Andrés Muschietti réussit (enfin) à rassembler à l’écran deux générations que le reste de sa filmographie traitait séparément ou peinait à relier sans artifices (Mama, par exemple, en 2013), remédie à la fracture décevante des deux opus It (2017 puis 2019) en puisant dans l’imaginaire et dans le cauchemar comme à une source de mythes vieux comme le monde et vecteurs d’une violence originelle. Sur ce point, la série surprend et réjouit, créant un sentiment d’insécurité permanente tout en donnant accès, épisode après épisode, aux fondations instables de son histoire : les pierres sacrées jadis enfouies qu’il faut déterrer, déplacer et replacer constituent autant de métaphores des pouvoirs scénaristiques à même d’échapper à toute entreprise de figement – alors que les dialogues assument jusqu’à la caricature leur portée didactique, introduits pour l’essentiel par « je vais tout vous expliquer ».

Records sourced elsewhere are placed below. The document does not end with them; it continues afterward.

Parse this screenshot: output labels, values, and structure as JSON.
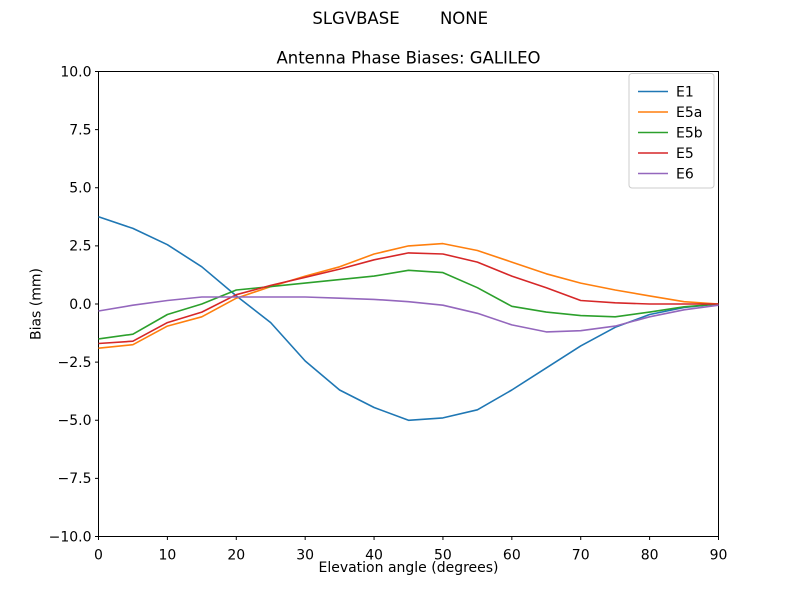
{
  "chart_data": {
    "type": "line",
    "suptitle_left": "SLGVBASE",
    "suptitle_right": "NONE",
    "title": "Antenna Phase Biases: GALILEO",
    "xlabel": "Elevation angle (degrees)",
    "ylabel": "Bias (mm)",
    "xlim": [
      0,
      90
    ],
    "ylim": [
      -10,
      10
    ],
    "grid": false,
    "legend_position": "upper right",
    "background": "#ffffff",
    "axis_color": "#000000",
    "legend_border_color": "#cccccc",
    "x_ticks": [
      {
        "v": 0,
        "label": "0"
      },
      {
        "v": 10,
        "label": "10"
      },
      {
        "v": 20,
        "label": "20"
      },
      {
        "v": 30,
        "label": "30"
      },
      {
        "v": 40,
        "label": "40"
      },
      {
        "v": 50,
        "label": "50"
      },
      {
        "v": 60,
        "label": "60"
      },
      {
        "v": 70,
        "label": "70"
      },
      {
        "v": 80,
        "label": "80"
      },
      {
        "v": 90,
        "label": "90"
      }
    ],
    "y_ticks": [
      {
        "v": 10,
        "label": "10.0"
      },
      {
        "v": 7.5,
        "label": "7.5"
      },
      {
        "v": 5,
        "label": "5.0"
      },
      {
        "v": 2.5,
        "label": "2.5"
      },
      {
        "v": 0,
        "label": "0.0"
      },
      {
        "v": -2.5,
        "label": "−2.5"
      },
      {
        "v": -5,
        "label": "−5.0"
      },
      {
        "v": -7.5,
        "label": "−7.5"
      },
      {
        "v": -10,
        "label": "−10.0"
      }
    ],
    "x": [
      0,
      5,
      10,
      15,
      20,
      25,
      30,
      35,
      40,
      45,
      50,
      55,
      60,
      65,
      70,
      75,
      80,
      85,
      90
    ],
    "series": [
      {
        "name": "E1",
        "color": "#1f77b4",
        "values": [
          3.75,
          3.25,
          2.55,
          1.6,
          0.35,
          -0.8,
          -2.45,
          -3.7,
          -4.45,
          -5.0,
          -4.9,
          -4.55,
          -3.7,
          -2.75,
          -1.8,
          -1.0,
          -0.45,
          -0.15,
          0.0
        ]
      },
      {
        "name": "E5a",
        "color": "#ff7f0e",
        "values": [
          -1.9,
          -1.75,
          -0.95,
          -0.55,
          0.25,
          0.75,
          1.2,
          1.6,
          2.15,
          2.5,
          2.6,
          2.3,
          1.8,
          1.3,
          0.9,
          0.6,
          0.35,
          0.1,
          0.0
        ]
      },
      {
        "name": "E5b",
        "color": "#2ca02c",
        "values": [
          -1.5,
          -1.3,
          -0.45,
          0.0,
          0.6,
          0.75,
          0.9,
          1.05,
          1.2,
          1.45,
          1.35,
          0.7,
          -0.1,
          -0.35,
          -0.5,
          -0.55,
          -0.35,
          -0.12,
          0.0
        ]
      },
      {
        "name": "E5",
        "color": "#d62728",
        "values": [
          -1.7,
          -1.6,
          -0.8,
          -0.35,
          0.4,
          0.8,
          1.15,
          1.5,
          1.9,
          2.2,
          2.15,
          1.8,
          1.2,
          0.7,
          0.15,
          0.05,
          0.0,
          0.0,
          0.0
        ]
      },
      {
        "name": "E6",
        "color": "#9467bd",
        "values": [
          -0.3,
          -0.05,
          0.15,
          0.3,
          0.3,
          0.3,
          0.3,
          0.25,
          0.2,
          0.1,
          -0.05,
          -0.4,
          -0.9,
          -1.2,
          -1.15,
          -0.95,
          -0.55,
          -0.25,
          -0.05
        ]
      }
    ]
  }
}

En dépit de segments intermédiaires inégaux, en partie dus à la délégation de la mise en scène à d’autres réalisateurs, Welcome to Derry fascine et prend aux tripes, conçoit une horreur organique en ce qu’elle naît de l’intérieur (des corps, des groupes sociaux, de la ville, de la société américaine) et s’affiche de manière théâtrale, avec burlesque et grotesque. Une belle réussite.